Abstract

Elucidating the mechanisms that modulate calcium channels via opioid receptor activation is fundamental to our understanding of both pain perception and how opioids modulate pain. Neuronal voltage-gated N-type calcium channels (Ca_v2.2) are inhibited by activation of G protein–coupled opioid receptors (ORs). However, inhibition of R-type (Ca_v2.3) channels by μ- or κ-ORs is poorly defined and has not been reported for δ-ORs. To investigate such interactions, we coexpressed human μ-, δ-, or κ-ORs with human Ca_v2.3 or Ca_v2.2 in human embryonic kidney 293 cells and measured depolarization-activated Ba²⁺ currents (I_Ba). Selective agonists of μ-, δ-, and κ-ORs inhibited I_Ba through Ca_v2.3 channels by 35%. Ca_v2.2 channels were inhibited to a similar extent by κ-ORs, but more potently (60%) via μ- and δ-ORs.

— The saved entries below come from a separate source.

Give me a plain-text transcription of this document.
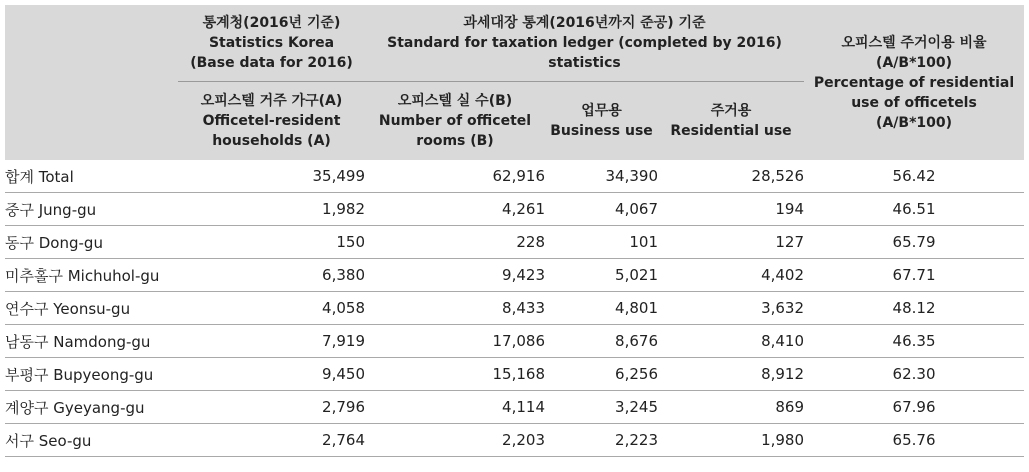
	통계청(2016년 기준)
Statistics Korea
(Base data for 2016)	과세대장 통계(2016년까지 준공) 기준
Standard for taxation ledger (completed by 2016)
statistics			오피스텔 주거이용 비율
(A/B*100)
Percentage of residential
use of officetels
(A/B*100)

	오피스텔 거주 가구(A)
Officetel-resident
households (A)	오피스텔 실 수(B)
Number of officetel
rooms (B)	업무용
Business use	주거용
Residential use	

합계 Total	35,499	62,916	34,390	28,526	56.42
중구 Jung-gu	1,982	4,261	4,067	194	46.51
동구 Dong-gu	150	228	101	127	65.79
미추홀구 Michuhol-gu	6,380	9,423	5,021	4,402	67.71
연수구 Yeonsu-gu	4,058	8,433	4,801	3,632	48.12
남동구 Namdong-gu	7,919	17,086	8,676	8,410	46.35
부평구 Bupyeong-gu	9,450	15,168	6,256	8,912	62.30
계양구 Gyeyang-gu	2,796	4,114	3,245	869	67.96
서구 Seo-gu	2,764	2,203	2,223	1,980	65.76
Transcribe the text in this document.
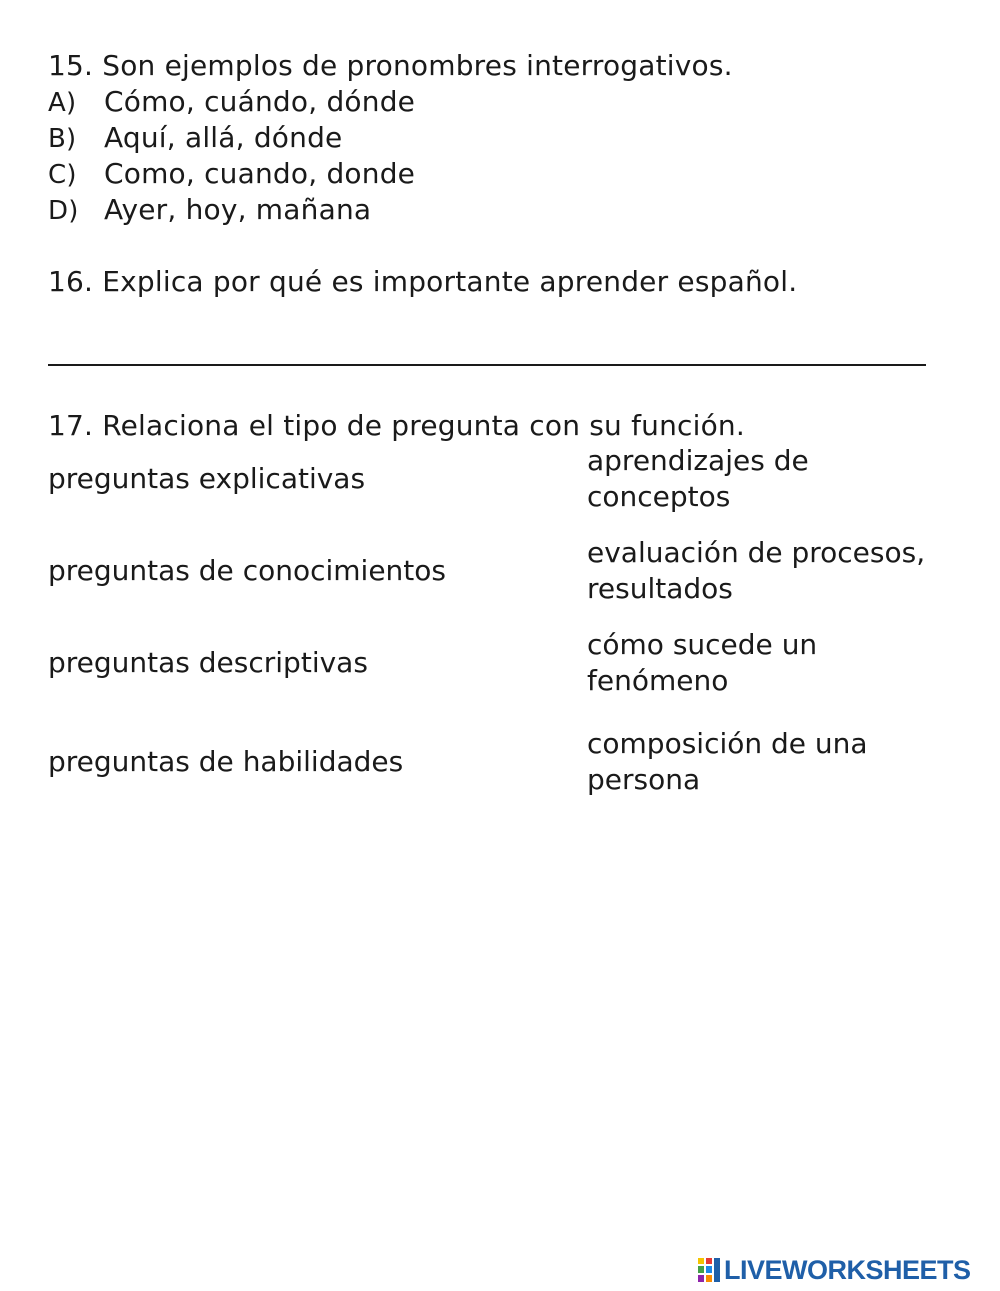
15. Son ejemplos de pronombres interrogativos.
A) Cómo, cuándo, dónde
B) Aquí, allá, dónde
C) Como, cuando, donde
D) Ayer, hoy, mañana
16. Explica por qué es importante aprender español.
17. Relaciona el tipo de pregunta con su función.
preguntas explicativas
preguntas de conocimientos
preguntas descriptivas
preguntas de habilidades
aprendizajes de
conceptos
evaluación de procesos,
resultados
cómo sucede un
fenómeno
composición de una
persona
LIVEWORKSHEETS
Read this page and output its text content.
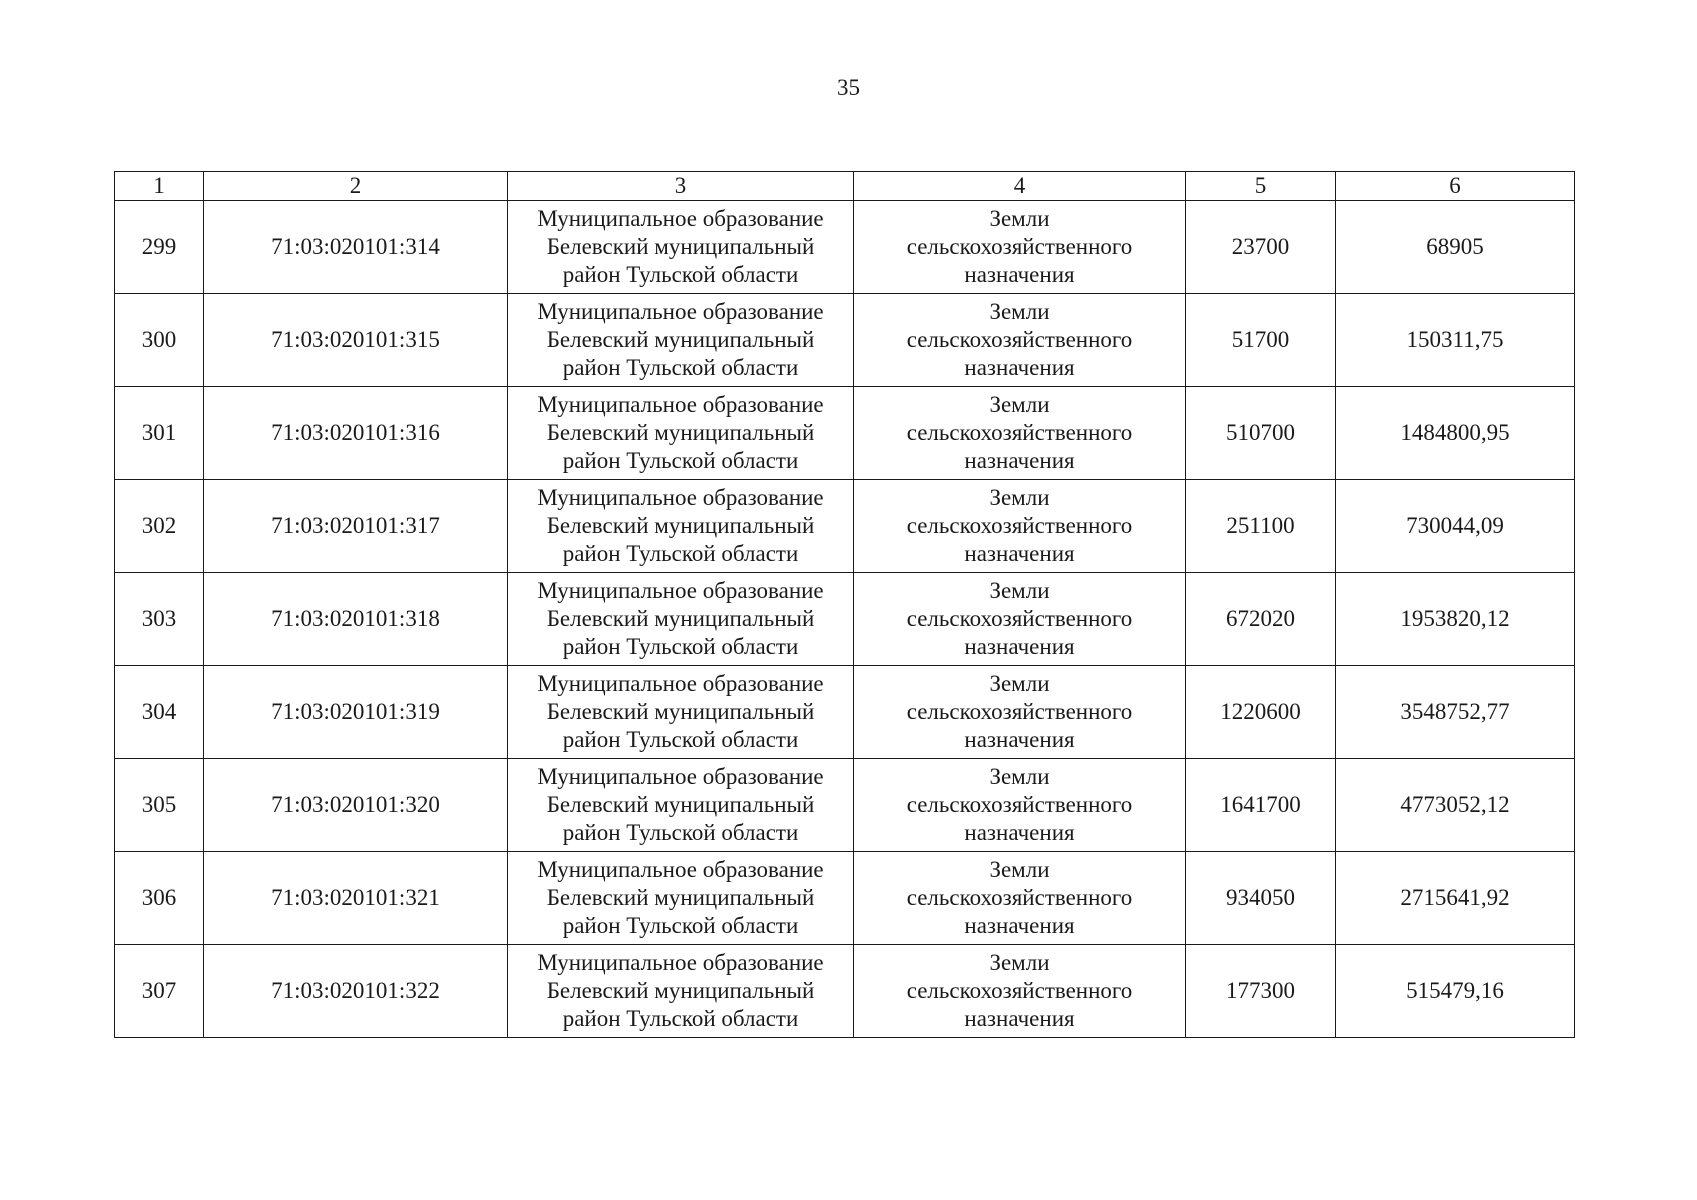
35
1	2	3	4	5	6
299	71:03:020101:314	Муниципальное образование
Белевский муниципальный
район Тульской области	Земли
сельскохозяйственного
назначения	23700	68905
300	71:03:020101:315	Муниципальное образование
Белевский муниципальный
район Тульской области	Земли
сельскохозяйственного
назначения	51700	150311,75
301	71:03:020101:316	Муниципальное образование
Белевский муниципальный
район Тульской области	Земли
сельскохозяйственного
назначения	510700	1484800,95
302	71:03:020101:317	Муниципальное образование
Белевский муниципальный
район Тульской области	Земли
сельскохозяйственного
назначения	251100	730044,09
303	71:03:020101:318	Муниципальное образование
Белевский муниципальный
район Тульской области	Земли
сельскохозяйственного
назначения	672020	1953820,12
304	71:03:020101:319	Муниципальное образование
Белевский муниципальный
район Тульской области	Земли
сельскохозяйственного
назначения	1220600	3548752,77
305	71:03:020101:320	Муниципальное образование
Белевский муниципальный
район Тульской области	Земли
сельскохозяйственного
назначения	1641700	4773052,12
306	71:03:020101:321	Муниципальное образование
Белевский муниципальный
район Тульской области	Земли
сельскохозяйственного
назначения	934050	2715641,92
307	71:03:020101:322	Муниципальное образование
Белевский муниципальный
район Тульской области	Земли
сельскохозяйственного
назначения	177300	515479,16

Antagonists of δ- and κ-ORs potentiated I_Ba amplitude mediated by Ca_v2.3 and Ca_v2.2 channels. Consistent with G protein βγ (Gβγ) interaction, modulation of Ca_v2.2 was primarily voltage-dependent and transiently relieved by depolarizing prepulses. In contrast, Ca_v2.3 modulation was voltage-independent and unaffected by depolarizing prepulses. However, Ca_v2.3 inhibition was sensitive to pertussis toxin and to intracellular application of guanosine 5′-[β-thio]diphosphate trilithium salt and guanosine 5′-[γ-thio]triphosphate tetralithium salt. Coexpression of Gβγ-specific scavengers—namely, the carboxyl terminus of the G protein–coupled receptor kinase 2 or membrane-targeted myristoylated-phosducin—attenuated or abolished Ca_v2.3 modulation. Our study reveals the diversity of OR-mediated signaling at Ca_v2 channels and identifies neuronal Ca_v2.3 channels as potential targets for opioid analgesics. Their novel modulation is dependent on pre-existing OR activity and mediated by membrane-delimited Gβγ subunits in a voltage-independent manner.